Donald Trump not only violates domestic norms, his conduct spills over into the international order. At home, he enjoys the disciplined support of the Republican Party and, to worsen the situation, the complicity of sectors of the Democratic Party that have yielded on crucial issues: disproportionate budgets for the hunt for migrants, cuts or blockages to essential social programs, and ever-widening margins for military action without effective democratic oversight. On the world stage, the reaction usually remains at the level of statements of rejection: condemnations that sound firm but are ultimately empty, incapable of halting the Trump machine. This was the case with multiple recent crises, such as the genocide in Palestine; it is also the case with the continuation of humanitarian tragedies before an international community that observes, condemns, and ultimately permits, as with the kidnapping of Venezuelan President Nicolás Maduro.
If this tsunami of abuses is not stopped, migration will increase in all directions.

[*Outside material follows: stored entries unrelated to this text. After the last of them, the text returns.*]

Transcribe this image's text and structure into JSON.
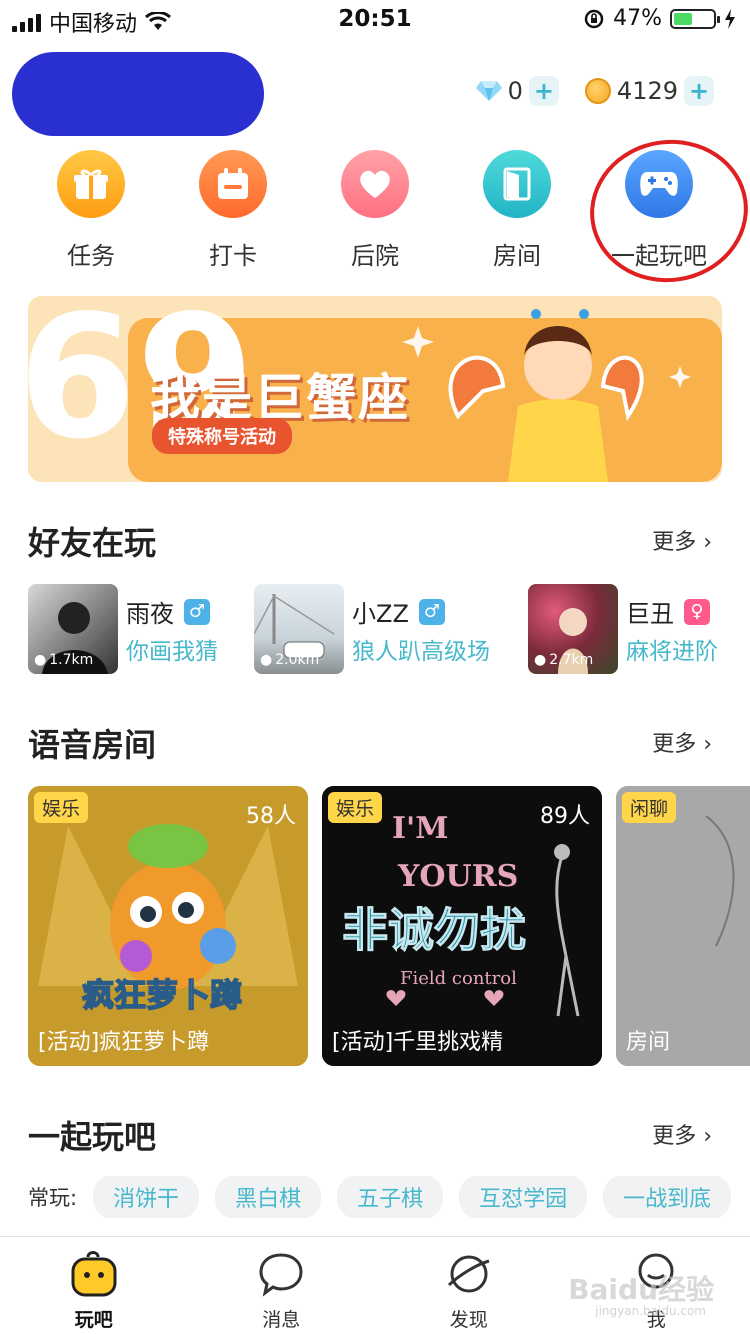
{
  "status_bar": {
    "carrier": "中国移动",
    "time": "20:51",
    "battery": "47%",
    "battery_level": 0.47
  },
  "header": {
    "diamonds": "0",
    "coins": "4129",
    "plus": "+"
  },
  "quick_actions": [
    {
      "label": "任务",
      "icon": "gift-icon",
      "color": "#ffb020"
    },
    {
      "label": "打卡",
      "icon": "calendar-icon",
      "color": "#ff7a3c"
    },
    {
      "label": "后院",
      "icon": "heart-icon",
      "color": "#ff7b8c"
    },
    {
      "label": "房间",
      "icon": "door-icon",
      "color": "#37c7d0"
    },
    {
      "label": "一起玩吧",
      "icon": "gamepad-icon",
      "color": "#3c8cf0"
    }
  ],
  "banner": {
    "title": "我是巨蟹座",
    "subtitle": "特殊称号活动"
  },
  "friends_section": {
    "title": "好友在玩",
    "more": "更多",
    "friends": [
      {
        "name": "雨夜",
        "gender": "♂",
        "game": "你画我猜",
        "distance": "1.7km"
      },
      {
        "name": "小ZZ",
        "gender": "♂",
        "game": "狼人趴高级场",
        "distance": "2.0km"
      },
      {
        "name": "巨丑",
        "gender": "♀",
        "game": "麻将进阶",
        "distance": "2.7km"
      }
    ]
  },
  "rooms_section": {
    "title": "语音房间",
    "more": "更多",
    "rooms": [
      {
        "tag": "娱乐",
        "count": "58人",
        "name": "[活动]疯狂萝卜蹲",
        "art_text": "疯狂萝卜蹲"
      },
      {
        "tag": "娱乐",
        "count": "89人",
        "name": "[活动]千里挑戏精",
        "art_text": "非诚勿扰",
        "art_line1": "I'M",
        "art_line2": "YOURS",
        "art_line3": "Field control"
      },
      {
        "tag": "闲聊",
        "count": "",
        "name": "房间"
      }
    ]
  },
  "play_section": {
    "title": "一起玩吧",
    "more": "更多",
    "label": "常玩:",
    "games": [
      "消饼干",
      "黑白棋",
      "五子棋",
      "互怼学园",
      "一战到底"
    ]
  },
  "tabbar": {
    "tabs": [
      {
        "label": "玩吧",
        "icon": "wanba-icon"
      },
      {
        "label": "消息",
        "icon": "chat-bubble-icon"
      },
      {
        "label": "发现",
        "icon": "planet-icon"
      },
      {
        "label": "我",
        "icon": "profile-icon"
      }
    ],
    "active": "玩吧"
  },
  "watermark": {
    "text": "Baidu经验",
    "sub": "jingyan.baidu.com"
  }
}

Within the United States, many people may be forced to move due to the precariousness of their living conditions, seeking to survive in economic hubs like California or New York—or even in states like Arizona or Texas—following the logic of “migrating to where there are still jobs, services, and opportunities.” Abroad, as long as the structural causes—violence, poverty, inequality, and political crisis persist, migration flows will not decrease. And if the agenda of domination and confrontation escalates, the world may enter a cycle of major conflicts: Russia and China will not remain passive in the face of a United States that seeks to impose its will by force. Imperial competition, militarization, and global destabilization will only produce more poverty, more violence against the most vulnerable, and therefore, more migration.
Incredibly, we are at a historic crossroads: the stability of the world order will depend, to a large extent, on what happens in the coming months. Today, that stability rests in the hands of a man who presents himself as a strong leader but operates as a personalistic, erratic, and dangerous power; someone who combines media-driven senility with political perversity, and who pursues dominance without considering the consequences.
Diego Torres is the founder of El Frente Amplio de Mexicanos y Migrantes, an organization founded in 2022 with the goal of strengthening the unity of the migrant community, contributing to the consolidation of the Fourth Transformation in Mexico’s public life, and advocating for immigration reform in the main migrant-receiving countries; as well as the editor of Hablemos de Migración.